What happened

Shares of American Airlines Group (AAL -2.03%) soared 10% higher on Wednesday morning, a day without any company news and when the rest of the airline industry was relatively quiet. It's hard to know for sure what is driving the stock higher, but my guess is it is getting swept up in the biggest story playing out on Wall Street right now.

So what

Markets are abuzz right now discussing the dramatic moves higher by stocks including GameStop and AMC Entertainment Holdings. Both stocks have shot higher in recent days in large part due to a Reddit discussion community known as WallStreetBets.

WallStreetBets has been targeting stocks unloved by investors, seeking out companies with a large number of their shares sold short. A short sale is a bet that a stock price will fall, and at times a stock can surge higher if bulls can create a short squeeze that forces shorts to cover their pessimistic bets.

An American Airlines plane emerges from a hanger.

Image source: American Airlines.

American Airlines is one such stock. About 171.3 million of its 610.8 million shares outstanding, or about 28%, are currently sold short, according to S&P Capital IQ. That compares to about 4.4% of United Airlines Holdings (UAL 0.02%) shares, 2.9% of Southwest Airlines (LUV -0.88%) shares, and 2% of Delta Air Lines (DAL -0.27%) shares.

Although there is nothing on the Reddit forum to suggest the WallStreetBets group has actively targeted American, I think it is likely that short sellers who are taking massive losses on stocks like GameStop and AMC Entertainment are cashing out of other positions as well.
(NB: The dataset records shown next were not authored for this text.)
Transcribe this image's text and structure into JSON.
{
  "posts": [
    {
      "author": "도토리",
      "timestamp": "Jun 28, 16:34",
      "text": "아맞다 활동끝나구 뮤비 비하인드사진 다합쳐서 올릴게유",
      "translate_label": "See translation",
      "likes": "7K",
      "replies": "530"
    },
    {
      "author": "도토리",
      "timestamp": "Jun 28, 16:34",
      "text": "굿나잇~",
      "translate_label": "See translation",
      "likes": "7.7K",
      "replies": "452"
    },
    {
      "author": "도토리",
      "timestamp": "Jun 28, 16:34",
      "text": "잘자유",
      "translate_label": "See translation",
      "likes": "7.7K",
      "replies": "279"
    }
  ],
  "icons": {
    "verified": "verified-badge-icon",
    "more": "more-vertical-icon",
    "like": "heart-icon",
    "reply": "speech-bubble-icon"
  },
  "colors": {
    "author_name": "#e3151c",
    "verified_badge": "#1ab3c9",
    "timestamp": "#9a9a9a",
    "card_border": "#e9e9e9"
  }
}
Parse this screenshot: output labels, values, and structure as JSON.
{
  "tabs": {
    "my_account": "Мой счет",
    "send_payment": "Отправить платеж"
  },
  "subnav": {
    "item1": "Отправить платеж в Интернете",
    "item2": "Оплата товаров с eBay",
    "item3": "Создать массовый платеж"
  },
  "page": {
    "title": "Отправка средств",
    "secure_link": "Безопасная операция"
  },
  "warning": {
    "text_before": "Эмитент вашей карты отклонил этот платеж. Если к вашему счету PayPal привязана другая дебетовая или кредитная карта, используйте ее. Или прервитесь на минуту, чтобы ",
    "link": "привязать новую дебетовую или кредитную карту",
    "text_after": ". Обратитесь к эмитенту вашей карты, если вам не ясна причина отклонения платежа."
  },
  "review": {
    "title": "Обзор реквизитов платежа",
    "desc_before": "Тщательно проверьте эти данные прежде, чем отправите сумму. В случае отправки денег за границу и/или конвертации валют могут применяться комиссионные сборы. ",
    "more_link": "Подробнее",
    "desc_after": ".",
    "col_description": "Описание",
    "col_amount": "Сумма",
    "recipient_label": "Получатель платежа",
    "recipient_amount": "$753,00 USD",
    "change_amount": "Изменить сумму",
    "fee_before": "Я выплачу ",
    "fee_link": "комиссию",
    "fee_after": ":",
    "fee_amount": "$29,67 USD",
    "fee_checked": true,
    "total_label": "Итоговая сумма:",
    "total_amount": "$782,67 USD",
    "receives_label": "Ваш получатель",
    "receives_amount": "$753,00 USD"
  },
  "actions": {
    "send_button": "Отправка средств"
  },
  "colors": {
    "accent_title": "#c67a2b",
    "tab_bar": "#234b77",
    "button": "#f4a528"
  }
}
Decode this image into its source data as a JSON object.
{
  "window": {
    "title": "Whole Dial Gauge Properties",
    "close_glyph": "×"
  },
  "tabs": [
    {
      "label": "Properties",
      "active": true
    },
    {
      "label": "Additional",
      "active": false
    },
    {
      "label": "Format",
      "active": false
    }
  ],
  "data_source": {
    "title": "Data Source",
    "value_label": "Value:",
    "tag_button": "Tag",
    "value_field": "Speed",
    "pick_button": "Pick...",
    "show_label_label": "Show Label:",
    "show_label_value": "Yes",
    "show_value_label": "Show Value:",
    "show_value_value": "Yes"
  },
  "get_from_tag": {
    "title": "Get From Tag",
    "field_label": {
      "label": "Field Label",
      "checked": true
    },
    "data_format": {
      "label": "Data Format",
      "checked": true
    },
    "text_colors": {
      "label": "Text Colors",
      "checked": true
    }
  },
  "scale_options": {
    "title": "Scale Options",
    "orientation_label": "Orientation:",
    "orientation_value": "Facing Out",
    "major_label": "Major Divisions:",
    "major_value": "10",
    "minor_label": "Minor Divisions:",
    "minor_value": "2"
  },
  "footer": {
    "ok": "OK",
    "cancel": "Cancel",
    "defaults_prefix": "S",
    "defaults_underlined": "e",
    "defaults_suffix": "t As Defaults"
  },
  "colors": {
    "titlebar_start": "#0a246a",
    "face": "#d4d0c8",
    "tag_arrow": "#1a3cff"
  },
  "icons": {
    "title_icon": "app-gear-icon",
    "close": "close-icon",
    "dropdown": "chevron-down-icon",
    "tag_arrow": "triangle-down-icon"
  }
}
That is creating buy order demand for American shares, sending the price higher.

Indeed, as of 11:30 a.m. EST, about 75 million American shares have traded on the day. On a typical day about 100 million shares trade during the entire session.

Now what

Investors need to be cautious here. American was the most shorted airline for a good reason. While the company should have the cash reserves to survive the COVID-19 pandemic it entered the crisis as the weakest of the major airlines, and will likely need longer than most to recover.

I don't see American as a compelling buy right now compared to Delta or Southwest, but then again it seems dangerous to short the stock as the vaccine rollout speeds up even without external forces weighing on the shares.

The best thing for long-term investors to do is ignore the chaos playing out right now, and stick with buying strong companies and holding through the turbulence.